Environnement : la dégradation des milieux naturels se poursuit

La dégradation des milieux naturels, Ph. Tiers

Aborder la question de l’environnement, dans le cadre de réflexions sur la place de l’État africain dans le développement économique et social, peut étonner en raison du caractère faiblement déterminant de celui-ci dans les prises de décision politique.

Il se trouve également qu’une opinion publique sensible aux questions environnementales n’est pas réellement constituée, à l’exception de quelques cercles en milieu urbain en liaison souvent avec les ONG (Organisation Non Gouvernementale) intéressées par le problème ; cette situation traduit la portée politique sociale limitée du débat écologique en Afrique alors qu’il agite des sphères influentes et nombreuses dans la plupart des pays développés.

"Une autre remarque vient donner plus de poids à l’observation précédente ; il apparaît en effet que l’environnement n’est pas perçu comme un patrimoine, une ressource chiffrable, dans l’esprit de beaucoup de responsables et du public.
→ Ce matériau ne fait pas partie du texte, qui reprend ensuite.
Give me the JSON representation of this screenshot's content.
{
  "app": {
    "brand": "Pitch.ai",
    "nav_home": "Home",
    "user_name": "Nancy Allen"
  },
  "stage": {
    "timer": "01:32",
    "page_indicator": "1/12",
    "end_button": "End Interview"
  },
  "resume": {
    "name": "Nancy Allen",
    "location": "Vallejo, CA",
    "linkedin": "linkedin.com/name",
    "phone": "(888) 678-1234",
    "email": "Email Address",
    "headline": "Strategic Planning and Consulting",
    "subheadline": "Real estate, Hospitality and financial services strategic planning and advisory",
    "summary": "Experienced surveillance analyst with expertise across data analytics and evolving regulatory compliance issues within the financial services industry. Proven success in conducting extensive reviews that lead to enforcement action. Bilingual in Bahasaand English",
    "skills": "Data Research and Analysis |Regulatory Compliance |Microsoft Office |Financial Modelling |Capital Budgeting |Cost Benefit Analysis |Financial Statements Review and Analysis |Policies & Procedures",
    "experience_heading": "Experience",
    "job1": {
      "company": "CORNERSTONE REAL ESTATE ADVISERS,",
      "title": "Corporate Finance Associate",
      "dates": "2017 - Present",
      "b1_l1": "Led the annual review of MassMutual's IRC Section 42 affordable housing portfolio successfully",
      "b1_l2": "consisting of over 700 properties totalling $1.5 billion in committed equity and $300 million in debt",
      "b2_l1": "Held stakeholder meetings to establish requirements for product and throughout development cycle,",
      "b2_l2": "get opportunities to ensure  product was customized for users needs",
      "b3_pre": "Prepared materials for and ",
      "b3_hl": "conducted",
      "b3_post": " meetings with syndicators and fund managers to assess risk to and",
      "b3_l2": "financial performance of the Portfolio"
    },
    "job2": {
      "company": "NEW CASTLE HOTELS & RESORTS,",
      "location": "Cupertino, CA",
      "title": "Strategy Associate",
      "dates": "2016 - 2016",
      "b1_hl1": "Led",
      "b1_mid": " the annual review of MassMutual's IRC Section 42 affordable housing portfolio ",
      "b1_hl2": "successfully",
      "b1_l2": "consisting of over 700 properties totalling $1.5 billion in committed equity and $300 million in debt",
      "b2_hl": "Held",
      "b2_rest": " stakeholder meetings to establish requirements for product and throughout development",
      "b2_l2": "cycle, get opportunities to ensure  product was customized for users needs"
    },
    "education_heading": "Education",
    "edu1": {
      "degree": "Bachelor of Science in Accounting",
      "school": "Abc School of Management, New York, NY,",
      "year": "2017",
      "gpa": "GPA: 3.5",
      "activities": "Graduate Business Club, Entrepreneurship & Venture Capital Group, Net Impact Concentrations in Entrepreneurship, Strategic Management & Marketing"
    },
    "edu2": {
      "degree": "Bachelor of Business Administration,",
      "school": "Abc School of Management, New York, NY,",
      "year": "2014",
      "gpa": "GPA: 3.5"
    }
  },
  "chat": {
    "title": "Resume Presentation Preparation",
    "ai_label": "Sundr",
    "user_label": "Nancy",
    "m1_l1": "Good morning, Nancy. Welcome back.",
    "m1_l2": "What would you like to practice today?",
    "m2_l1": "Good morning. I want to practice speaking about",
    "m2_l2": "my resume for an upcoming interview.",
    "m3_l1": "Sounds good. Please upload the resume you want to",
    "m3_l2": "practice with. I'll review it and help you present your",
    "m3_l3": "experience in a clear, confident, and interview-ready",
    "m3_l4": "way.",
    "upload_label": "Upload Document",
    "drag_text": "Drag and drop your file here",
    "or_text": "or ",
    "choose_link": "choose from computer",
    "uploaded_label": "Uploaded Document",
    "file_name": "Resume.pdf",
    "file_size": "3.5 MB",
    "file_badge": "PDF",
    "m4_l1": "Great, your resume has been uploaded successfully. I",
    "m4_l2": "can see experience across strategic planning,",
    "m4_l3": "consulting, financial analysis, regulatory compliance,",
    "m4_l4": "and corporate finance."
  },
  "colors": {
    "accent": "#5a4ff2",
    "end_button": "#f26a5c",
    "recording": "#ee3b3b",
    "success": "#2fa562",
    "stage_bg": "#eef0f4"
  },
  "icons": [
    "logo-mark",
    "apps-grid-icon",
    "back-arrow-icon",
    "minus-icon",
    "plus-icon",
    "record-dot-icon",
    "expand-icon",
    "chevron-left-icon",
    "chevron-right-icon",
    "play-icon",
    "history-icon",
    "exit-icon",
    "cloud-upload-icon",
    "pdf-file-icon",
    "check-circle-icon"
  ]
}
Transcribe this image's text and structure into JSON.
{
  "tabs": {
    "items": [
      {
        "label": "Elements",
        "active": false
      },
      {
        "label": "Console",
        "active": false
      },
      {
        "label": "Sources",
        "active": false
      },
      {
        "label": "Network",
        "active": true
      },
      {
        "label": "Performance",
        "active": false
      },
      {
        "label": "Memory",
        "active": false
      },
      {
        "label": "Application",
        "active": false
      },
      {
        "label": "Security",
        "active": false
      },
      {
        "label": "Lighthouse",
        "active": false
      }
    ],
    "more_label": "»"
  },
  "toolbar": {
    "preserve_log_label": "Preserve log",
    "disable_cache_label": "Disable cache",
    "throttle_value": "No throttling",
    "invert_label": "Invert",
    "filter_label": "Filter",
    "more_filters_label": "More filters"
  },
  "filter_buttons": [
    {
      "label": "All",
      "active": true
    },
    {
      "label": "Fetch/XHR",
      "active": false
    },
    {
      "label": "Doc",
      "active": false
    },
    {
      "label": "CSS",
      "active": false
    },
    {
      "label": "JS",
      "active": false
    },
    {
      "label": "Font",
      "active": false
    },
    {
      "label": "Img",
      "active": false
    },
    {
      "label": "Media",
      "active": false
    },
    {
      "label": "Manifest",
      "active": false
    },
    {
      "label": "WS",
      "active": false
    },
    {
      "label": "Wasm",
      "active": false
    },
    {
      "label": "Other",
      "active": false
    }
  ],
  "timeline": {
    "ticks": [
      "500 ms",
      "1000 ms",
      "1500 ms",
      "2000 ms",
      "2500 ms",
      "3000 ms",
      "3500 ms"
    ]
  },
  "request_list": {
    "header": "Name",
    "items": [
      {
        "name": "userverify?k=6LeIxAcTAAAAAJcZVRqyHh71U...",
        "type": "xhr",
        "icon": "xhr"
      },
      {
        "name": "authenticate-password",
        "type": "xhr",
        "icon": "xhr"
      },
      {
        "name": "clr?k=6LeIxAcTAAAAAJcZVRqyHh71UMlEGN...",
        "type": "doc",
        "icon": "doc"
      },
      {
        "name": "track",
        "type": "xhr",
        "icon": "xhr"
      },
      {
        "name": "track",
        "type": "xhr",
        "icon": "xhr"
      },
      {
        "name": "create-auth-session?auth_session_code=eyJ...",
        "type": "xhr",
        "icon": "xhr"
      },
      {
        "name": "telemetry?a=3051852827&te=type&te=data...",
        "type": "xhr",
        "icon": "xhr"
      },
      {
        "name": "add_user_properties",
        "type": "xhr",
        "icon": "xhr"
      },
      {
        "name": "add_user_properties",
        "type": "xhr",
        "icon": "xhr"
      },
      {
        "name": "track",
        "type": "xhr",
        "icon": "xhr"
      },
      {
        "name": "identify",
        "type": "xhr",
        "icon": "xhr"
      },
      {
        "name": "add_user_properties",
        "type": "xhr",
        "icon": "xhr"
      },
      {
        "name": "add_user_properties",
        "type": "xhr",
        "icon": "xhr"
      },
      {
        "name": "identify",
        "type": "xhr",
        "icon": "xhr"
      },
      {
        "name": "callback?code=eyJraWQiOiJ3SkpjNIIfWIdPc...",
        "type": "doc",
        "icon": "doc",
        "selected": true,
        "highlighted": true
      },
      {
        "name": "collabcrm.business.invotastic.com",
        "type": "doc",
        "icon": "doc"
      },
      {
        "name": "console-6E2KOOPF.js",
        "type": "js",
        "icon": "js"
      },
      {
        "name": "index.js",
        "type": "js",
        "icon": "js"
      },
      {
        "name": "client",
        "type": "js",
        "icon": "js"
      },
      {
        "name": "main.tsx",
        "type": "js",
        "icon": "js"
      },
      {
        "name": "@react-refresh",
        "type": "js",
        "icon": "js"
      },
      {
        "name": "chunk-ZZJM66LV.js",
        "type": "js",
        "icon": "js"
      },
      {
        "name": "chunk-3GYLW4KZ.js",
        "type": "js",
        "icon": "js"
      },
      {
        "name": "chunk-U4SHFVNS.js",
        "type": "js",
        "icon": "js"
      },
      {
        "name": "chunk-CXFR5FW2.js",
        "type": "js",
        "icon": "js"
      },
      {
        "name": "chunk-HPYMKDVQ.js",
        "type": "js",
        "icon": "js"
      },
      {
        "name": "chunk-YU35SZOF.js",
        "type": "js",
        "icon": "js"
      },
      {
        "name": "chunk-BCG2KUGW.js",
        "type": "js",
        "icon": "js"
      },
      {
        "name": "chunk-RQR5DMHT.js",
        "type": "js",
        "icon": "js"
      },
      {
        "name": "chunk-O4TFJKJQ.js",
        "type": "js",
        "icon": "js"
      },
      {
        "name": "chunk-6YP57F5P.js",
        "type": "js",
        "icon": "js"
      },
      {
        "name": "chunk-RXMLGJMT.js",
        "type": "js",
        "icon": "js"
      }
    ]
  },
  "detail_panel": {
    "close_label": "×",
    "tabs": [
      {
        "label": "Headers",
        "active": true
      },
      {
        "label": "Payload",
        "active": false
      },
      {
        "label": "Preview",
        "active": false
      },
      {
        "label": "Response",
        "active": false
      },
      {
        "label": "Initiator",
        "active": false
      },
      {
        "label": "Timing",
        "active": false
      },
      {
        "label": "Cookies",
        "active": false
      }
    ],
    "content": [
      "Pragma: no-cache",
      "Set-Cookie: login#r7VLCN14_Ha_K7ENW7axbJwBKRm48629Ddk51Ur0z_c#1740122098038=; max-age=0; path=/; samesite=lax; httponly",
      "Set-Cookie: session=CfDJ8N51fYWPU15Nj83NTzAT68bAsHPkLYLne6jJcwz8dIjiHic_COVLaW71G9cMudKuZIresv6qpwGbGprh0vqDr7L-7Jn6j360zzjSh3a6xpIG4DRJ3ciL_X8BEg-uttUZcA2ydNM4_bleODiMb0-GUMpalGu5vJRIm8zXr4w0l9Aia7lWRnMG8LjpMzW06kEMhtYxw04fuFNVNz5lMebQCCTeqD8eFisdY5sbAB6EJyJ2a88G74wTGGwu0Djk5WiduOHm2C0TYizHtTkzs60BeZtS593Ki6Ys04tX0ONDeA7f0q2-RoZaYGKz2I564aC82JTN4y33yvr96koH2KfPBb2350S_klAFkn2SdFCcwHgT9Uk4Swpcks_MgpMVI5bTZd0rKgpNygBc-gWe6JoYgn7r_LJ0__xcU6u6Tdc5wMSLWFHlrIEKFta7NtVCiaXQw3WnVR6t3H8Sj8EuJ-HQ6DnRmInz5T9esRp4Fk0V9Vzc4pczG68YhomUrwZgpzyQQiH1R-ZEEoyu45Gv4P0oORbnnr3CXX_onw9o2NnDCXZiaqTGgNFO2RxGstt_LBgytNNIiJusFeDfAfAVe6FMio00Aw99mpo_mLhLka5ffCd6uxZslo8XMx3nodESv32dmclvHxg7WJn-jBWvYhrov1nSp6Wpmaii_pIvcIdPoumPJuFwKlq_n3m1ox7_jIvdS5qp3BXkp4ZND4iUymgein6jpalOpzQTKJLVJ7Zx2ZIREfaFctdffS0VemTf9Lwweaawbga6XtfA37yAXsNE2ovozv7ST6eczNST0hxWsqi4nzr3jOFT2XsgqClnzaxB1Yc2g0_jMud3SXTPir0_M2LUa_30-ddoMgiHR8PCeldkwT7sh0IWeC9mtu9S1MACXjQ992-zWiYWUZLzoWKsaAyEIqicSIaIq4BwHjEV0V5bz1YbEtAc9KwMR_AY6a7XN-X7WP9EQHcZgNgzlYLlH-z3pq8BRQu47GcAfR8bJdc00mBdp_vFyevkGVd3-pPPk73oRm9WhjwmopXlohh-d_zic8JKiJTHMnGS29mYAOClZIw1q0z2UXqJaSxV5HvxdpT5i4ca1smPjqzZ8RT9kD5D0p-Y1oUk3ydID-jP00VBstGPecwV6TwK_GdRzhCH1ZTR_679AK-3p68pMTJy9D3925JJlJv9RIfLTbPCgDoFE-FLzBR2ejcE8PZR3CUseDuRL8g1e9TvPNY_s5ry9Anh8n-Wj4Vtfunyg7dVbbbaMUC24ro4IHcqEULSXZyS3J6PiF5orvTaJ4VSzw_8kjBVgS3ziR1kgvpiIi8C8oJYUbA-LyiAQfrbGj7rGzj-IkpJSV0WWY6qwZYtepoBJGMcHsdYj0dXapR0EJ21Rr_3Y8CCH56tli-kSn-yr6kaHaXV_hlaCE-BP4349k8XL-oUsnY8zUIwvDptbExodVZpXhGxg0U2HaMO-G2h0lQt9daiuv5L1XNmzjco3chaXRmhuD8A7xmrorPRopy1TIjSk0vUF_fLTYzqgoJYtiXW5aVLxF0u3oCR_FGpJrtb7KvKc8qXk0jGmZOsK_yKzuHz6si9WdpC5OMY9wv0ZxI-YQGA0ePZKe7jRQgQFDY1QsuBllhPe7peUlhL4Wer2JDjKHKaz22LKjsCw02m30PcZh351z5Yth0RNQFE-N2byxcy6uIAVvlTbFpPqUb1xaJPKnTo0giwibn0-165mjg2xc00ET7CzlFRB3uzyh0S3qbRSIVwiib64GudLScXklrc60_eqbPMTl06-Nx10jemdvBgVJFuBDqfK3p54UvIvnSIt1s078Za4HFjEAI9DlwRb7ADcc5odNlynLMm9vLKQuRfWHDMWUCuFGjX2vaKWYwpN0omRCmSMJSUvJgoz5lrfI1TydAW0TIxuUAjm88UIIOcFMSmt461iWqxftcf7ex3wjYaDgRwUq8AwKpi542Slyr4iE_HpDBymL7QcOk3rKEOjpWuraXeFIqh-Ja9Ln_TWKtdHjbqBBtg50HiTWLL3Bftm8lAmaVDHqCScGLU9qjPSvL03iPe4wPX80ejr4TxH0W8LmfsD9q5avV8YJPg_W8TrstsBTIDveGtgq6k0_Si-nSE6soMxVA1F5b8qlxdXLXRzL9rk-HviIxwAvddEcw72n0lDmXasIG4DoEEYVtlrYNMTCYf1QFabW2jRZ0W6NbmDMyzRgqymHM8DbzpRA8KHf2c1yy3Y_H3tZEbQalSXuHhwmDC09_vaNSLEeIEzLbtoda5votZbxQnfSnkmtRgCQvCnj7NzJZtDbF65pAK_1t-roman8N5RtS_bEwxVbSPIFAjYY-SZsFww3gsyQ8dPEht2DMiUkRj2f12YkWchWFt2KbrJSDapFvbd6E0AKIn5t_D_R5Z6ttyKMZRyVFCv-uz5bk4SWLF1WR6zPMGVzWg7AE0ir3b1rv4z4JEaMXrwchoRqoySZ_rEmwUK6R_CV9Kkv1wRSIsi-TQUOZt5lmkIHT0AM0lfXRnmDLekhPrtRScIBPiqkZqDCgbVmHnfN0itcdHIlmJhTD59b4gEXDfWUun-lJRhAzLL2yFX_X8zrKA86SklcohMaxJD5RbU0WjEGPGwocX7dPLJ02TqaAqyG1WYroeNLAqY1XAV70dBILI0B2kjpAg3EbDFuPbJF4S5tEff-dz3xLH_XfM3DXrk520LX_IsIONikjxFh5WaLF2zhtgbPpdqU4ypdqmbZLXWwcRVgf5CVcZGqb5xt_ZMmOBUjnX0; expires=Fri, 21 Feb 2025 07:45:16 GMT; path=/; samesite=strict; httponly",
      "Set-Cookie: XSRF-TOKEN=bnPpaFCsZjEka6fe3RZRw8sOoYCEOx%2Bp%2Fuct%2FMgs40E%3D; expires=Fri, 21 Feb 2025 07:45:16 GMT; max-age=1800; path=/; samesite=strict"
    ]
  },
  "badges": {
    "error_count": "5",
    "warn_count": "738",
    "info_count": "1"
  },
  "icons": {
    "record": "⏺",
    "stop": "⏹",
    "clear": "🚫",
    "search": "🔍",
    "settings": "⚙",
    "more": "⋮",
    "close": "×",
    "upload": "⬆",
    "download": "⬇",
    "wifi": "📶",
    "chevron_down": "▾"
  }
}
Un tel contexte se prête évidemment mal à l’affirmation d’une nécessité de sa protection ainsi que de sa reconstitution dans la mesure où les ressources financières exigées par de telles actions peuvent difficilement être justifiées au regard des autres urgences plus pressantes ressenties aux plans économique et social. La conséquence de telles attitudes est révélée par la tendance à la marginalisation des questions environnementales à la fois par le public, préoccupé par les situations de survie quotidienne, et l’État, soucieux de mobiliser les ressources que nécessite l’exécution de sa politique économique" explique l'environnementaliste monsieur Paul Ndiaye.

Pourtant, dit-il, l’environnement n’est ni neutre, ni ignoré complètement. De façon consciente ou non, il se trouve toujours évoqué et revendiqué par les Responsables au niveau de l’État pour justifier les échecs enregistrés sur le plan économique, ou pour légitimer des nouvelles orientations politiques présentant soit des répercussions sociales peu acceptables pour les populations, soit susceptibles d’entraîner leur adhésion." On aboutit /ainsi à une utilisation de l’environnement comme un alibi pour éluder les problèmes. Les développements qui suivent s’attachent à faire la rétrospective, sur trente ans, du contexte environnemental dans lequel a baigné le Sénégal" a-t-il déclaré.

A l'en croire, le contexte environnemental dans lequel a évolué le Sénégal depuis trois décennies est marqué par un impact déterminant des facteurs climatiques, à fluctuations erratiques, qui ont affecté les conditions de fonctionnement de tous les écosystèmes terrestres ou aquatiques.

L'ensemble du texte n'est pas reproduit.